Е.А. Яблоков. Статуя в поэтической мифологии М. Булгакова | Музей театр "Булгаковский Дом"Музей театр "Булгаковский Дом"

22.10.2017

Доклад на научной конференции «Юбилей А.С. Пушкина 1937 года в культурно-историческом контексте своего времени» (27 февраля 1996 г. Москва. Российский государственный гуманитарный университет. Историко-филологический факультет).

…занимался изготовлением мягких кукол для школьников, — тут был и маленький волосатый Пушкин в бекеше, и похожий на крысу Гоголь в цветистом жилете, и старичок Толстой, толстоносенький, в зипуне…

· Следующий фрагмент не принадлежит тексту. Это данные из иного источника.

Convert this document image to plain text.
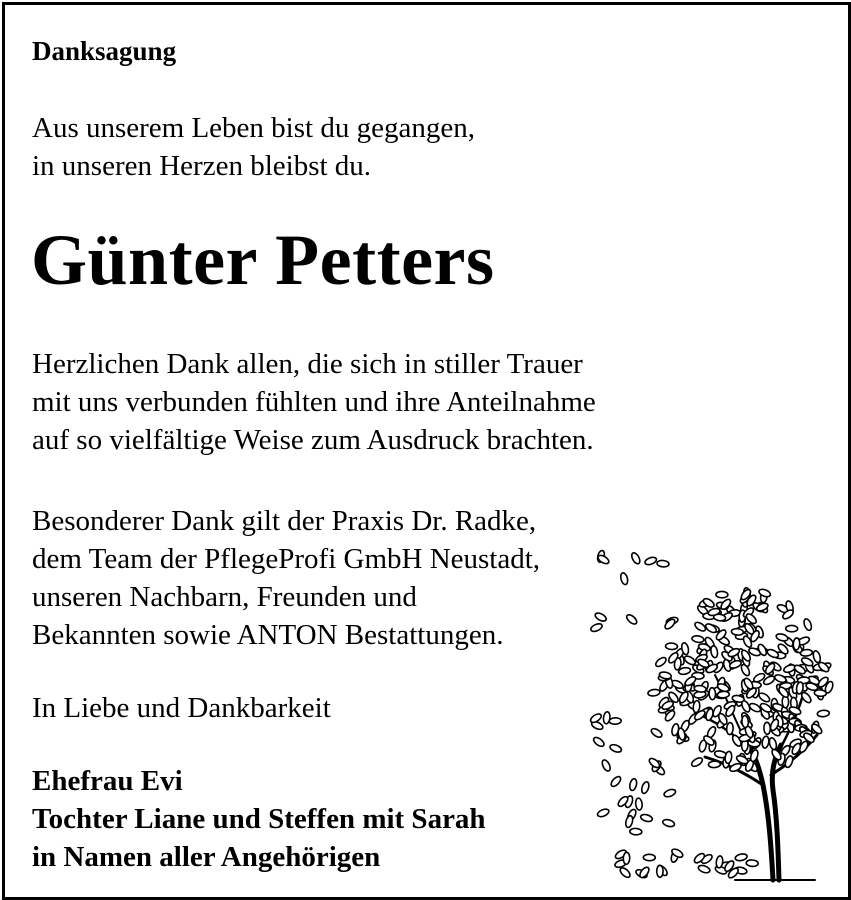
Danksagung
Aus unserem Leben bist du gegangen,
in unseren Herzen bleibst du.
Günter Petters
Herzlichen Dank allen, die sich in stiller Trauer
mit uns verbunden fühlten und ihre Anteilnahme
auf so vielfältige Weise zum Ausdruck brachten.
Besonderer Dank gilt der Praxis Dr. Radke,
dem Team der PflegeProfi GmbH Neustadt,
unseren Nachbarn, Freunden und
Bekannten sowie ANTON Bestattungen.
In Liebe und Dankbarkeit
Ehefrau Evi
Tochter Liane und Steffen mit Sarah
in Namen aller Angehörigen
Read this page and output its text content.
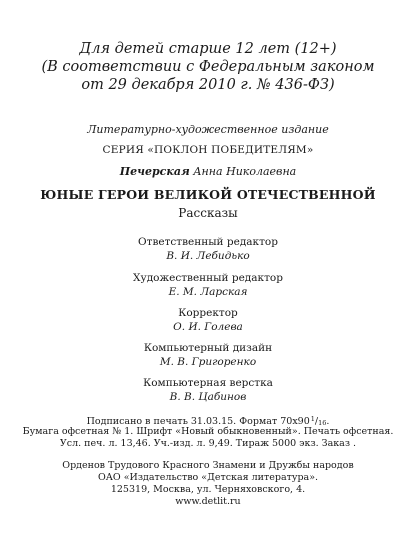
Для детей старше 12 лет (12+)
(В соответствии с Федеральным законом
от 29 декабря 2010 г. № 436-ФЗ)
Литературно-художественное издание
СЕРИЯ «ПОКЛОН ПОБЕДИТЕЛЯМ»
Печерская Анна Николаевна
ЮНЫЕ ГЕРОИ ВЕЛИКОЙ ОТЕЧЕСТВЕННОЙ
Рассказы
Ответственный редактор
В. И. Лебидько
Художественный редактор
Е. М. Ларская
Корректор
О. И. Голева
Компьютерный дизайн
М. В. Григоренко
Компьютерная верстка
В. В. Цабинов
Подписано в печать 31.03.15. Формат 70x90 $^1/_{16}$.
Бумага офсетная № 1. Шрифт «Новый обыкновенный». Печать офсетная.
Усл. печ. л. 13,46. Уч.-изд. л. 9,49. Тираж 5000 экз. Заказ .
Орденов Трудового Красного Знамени и Дружбы народов
ОАО «Издательство «Детская литература».
125319, Москва, ул. Черняховского, 4.
www.detlit.ru
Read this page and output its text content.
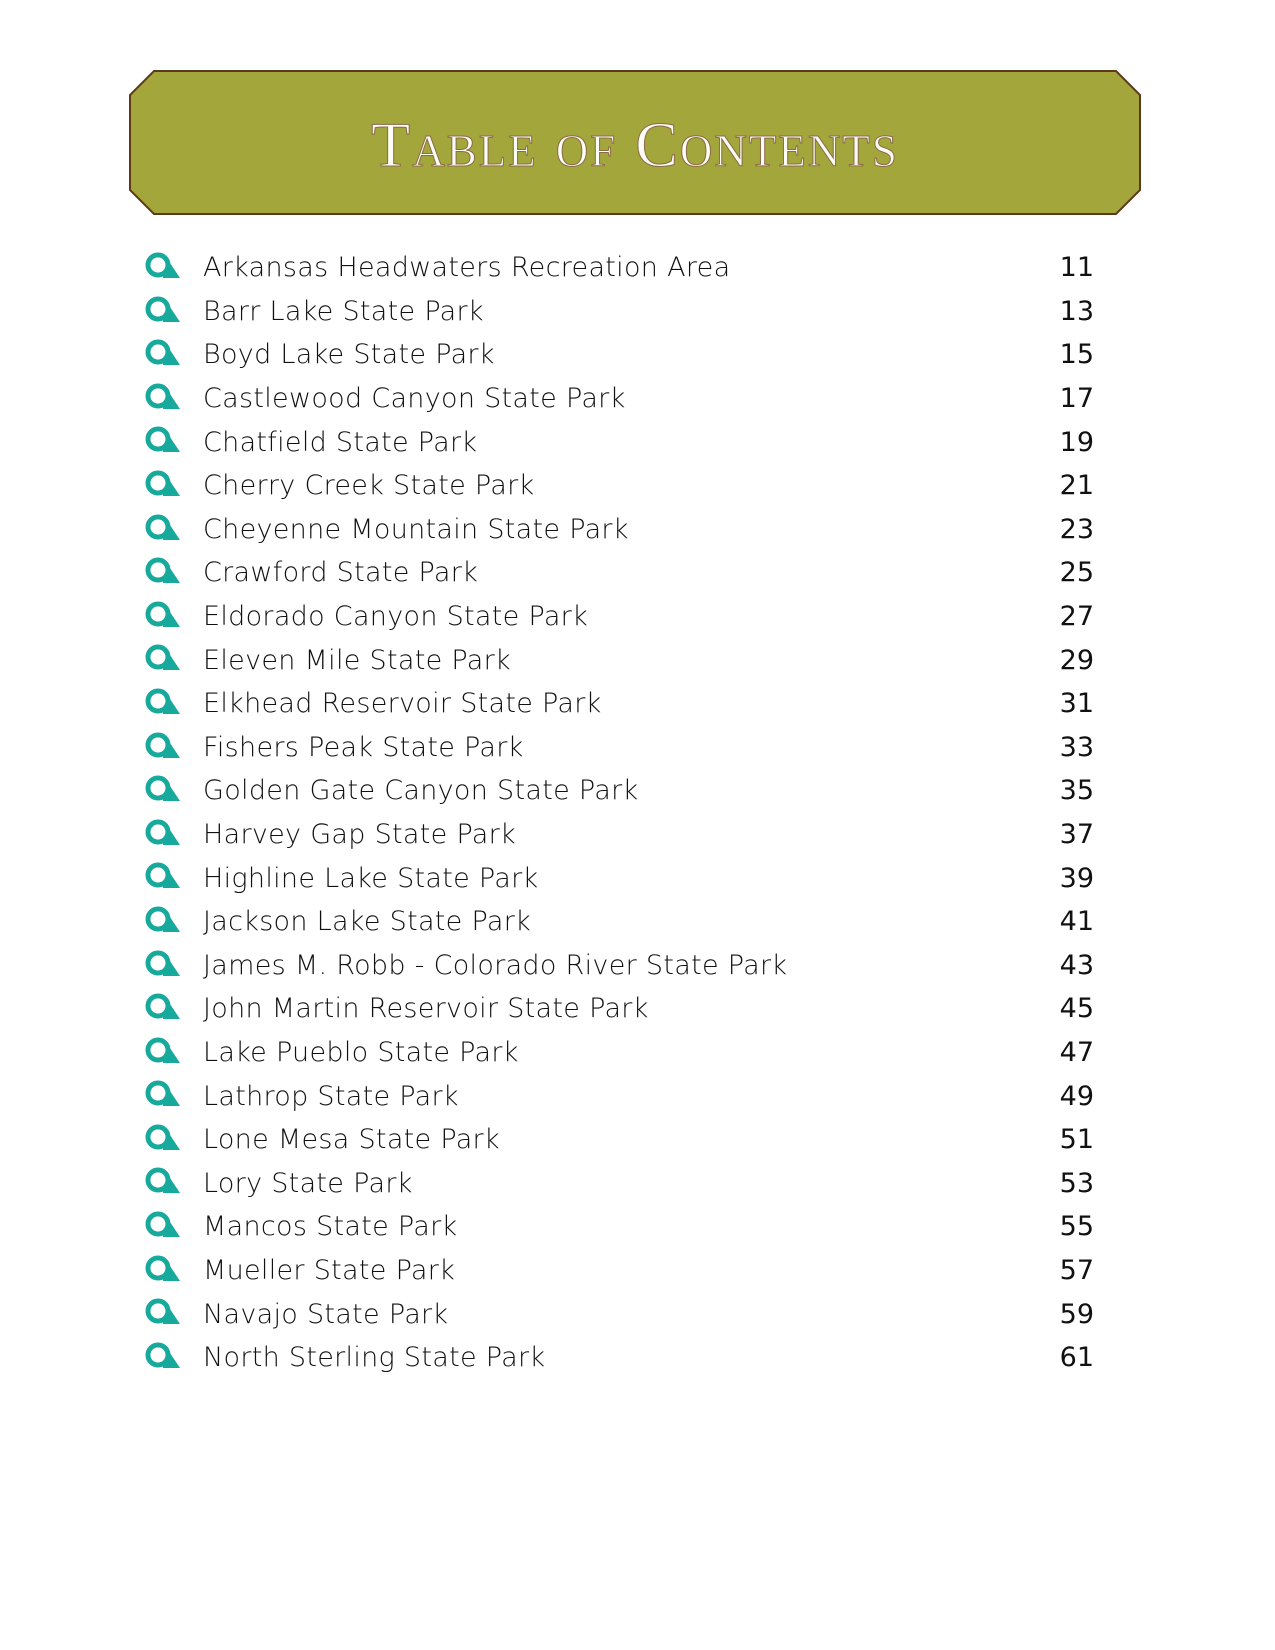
Table of Contents
Arkansas Headwaters Recreation Area	11
Barr Lake State Park	13
Boyd Lake State Park	15
Castlewood Canyon State Park	17
Chatfield State Park	19
Cherry Creek State Park	21
Cheyenne Mountain State Park	23
Crawford State Park	25
Eldorado Canyon State Park	27
Eleven Mile State Park	29
Elkhead Reservoir State Park	31
Fishers Peak State Park	33
Golden Gate Canyon State Park	35
Harvey Gap State Park	37
Highline Lake State Park	39
Jackson Lake State Park	41
James M. Robb - Colorado River State Park	43
John Martin Reservoir State Park	45
Lake Pueblo State Park	47
Lathrop State Park	49
Lone Mesa State Park	51
Lory State Park	53
Mancos State Park	55
Mueller State Park	57
Navajo State Park	59
North Sterling State Park	61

В. Набоков. Приглашение на казнь

Перефразируя название известной статьи Р. Якобсона «Статуя в поэтической мифологии Пушкина», мы хотели подчеркнуть, что речь пойдет прежде всего о статуе самого Пушкина — о значении этого образа в булгаковском художественном мире. Использование цитаты из «Каменного гостя» применительно к автору этой «маленькой трагедии», наверное, может показаться кому-то излишней вольностью. Однако дело в том, что не кто иной как Булгаков в письме к П. Попову от 19 марта 1932 г. называл Пушкина «командором нашего русского ордена писателей». Как пушкинский Командор, так и сам его создатель в булгаковском восприятии оказываются устойчиво связаны не столько с «небесным», сколько с демоническим началом. А расхожая метафора бессмертия поэта, чаще всего ассоциирующаяся со словами: «Нет, весь я не умру», — неожиданно обретает какой-то чересчур буквальный, мрачно-инфернальный смысл.

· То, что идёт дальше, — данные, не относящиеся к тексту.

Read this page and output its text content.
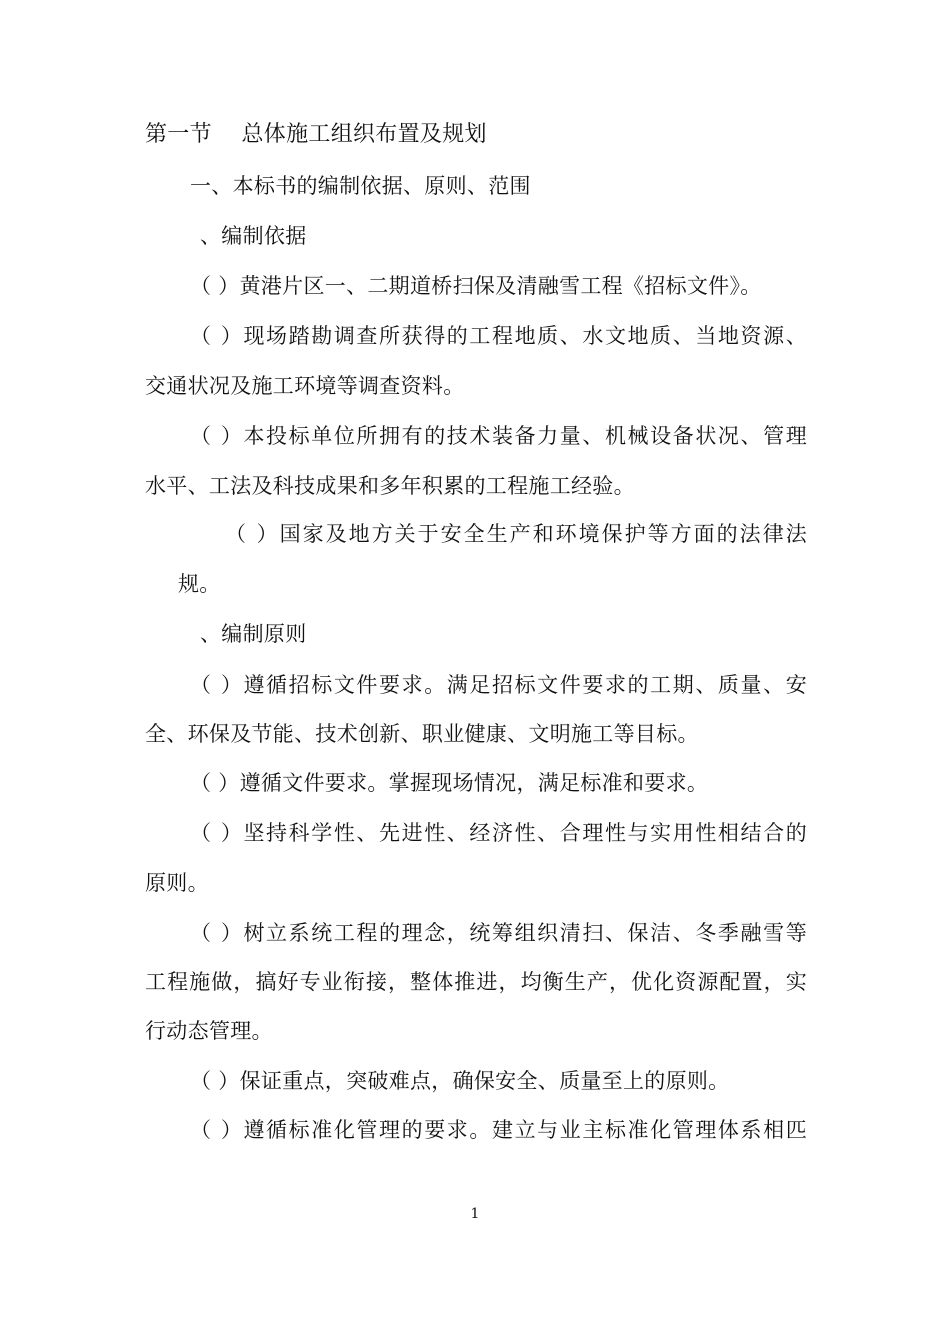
第一节　 总体施工组织布置及规划
一、本标书的编制依据、原则、范围
、编制依据
（ ）黄港片区一、二期道桥扫保及清融雪工程《招标文件》。
（ ）现场踏勘调查所获得的工程地质、水文地质、当地资源、
交通状况及施工环境等调查资料。
（ ）本投标单位所拥有的技术装备力量、机械设备状况、管理
水平、工法及科技成果和多年积累的工程施工经验。
（ ）国家及地方关于安全生产和环境保护等方面的法律法
规。
、编制原则
（ ）遵循招标文件要求。满足招标文件要求的工期、质量、安
全、环保及节能、技术创新、职业健康、文明施工等目标。
（ ）遵循文件要求。掌握现场情况，满足标准和要求。
（ ）坚持科学性、先进性、经济性、合理性与实用性相结合的
原则。
（ ）树立系统工程的理念，统筹组织清扫、保洁、冬季融雪等
工程施做，搞好专业衔接，整体推进，均衡生产，优化资源配置，实
行动态管理。
（ ）保证重点，突破难点，确保安全、质量至上的原则。
（ ）遵循标准化管理的要求。建立与业主标准化管理体系相匹
1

Разумеется, речь не идет о прямых высказываниях Булгакова: для этого практически нет материала. Ясно, что Пушкин был для него существом совершенно исключительным — настолько, что Булгаков даже… не считал его поэтом. Поясним, что в данном случае это весьма высокий комплимент, — в письме к П. Попову от 24 апреля 1932 г. есть такие слова: «С детства я терпеть не мог стихов (не о Пушкине говорю; Пушкин — не стихи!)». Сравним и диалог героев «Мастера и Маргариты»:

«…Гость осведомился:

- Профессия?

- Поэт, — почему-то неохотно признался Иван.

Пришедший огорчился.

- Ох, как мне не везет! — воскликнул он (…)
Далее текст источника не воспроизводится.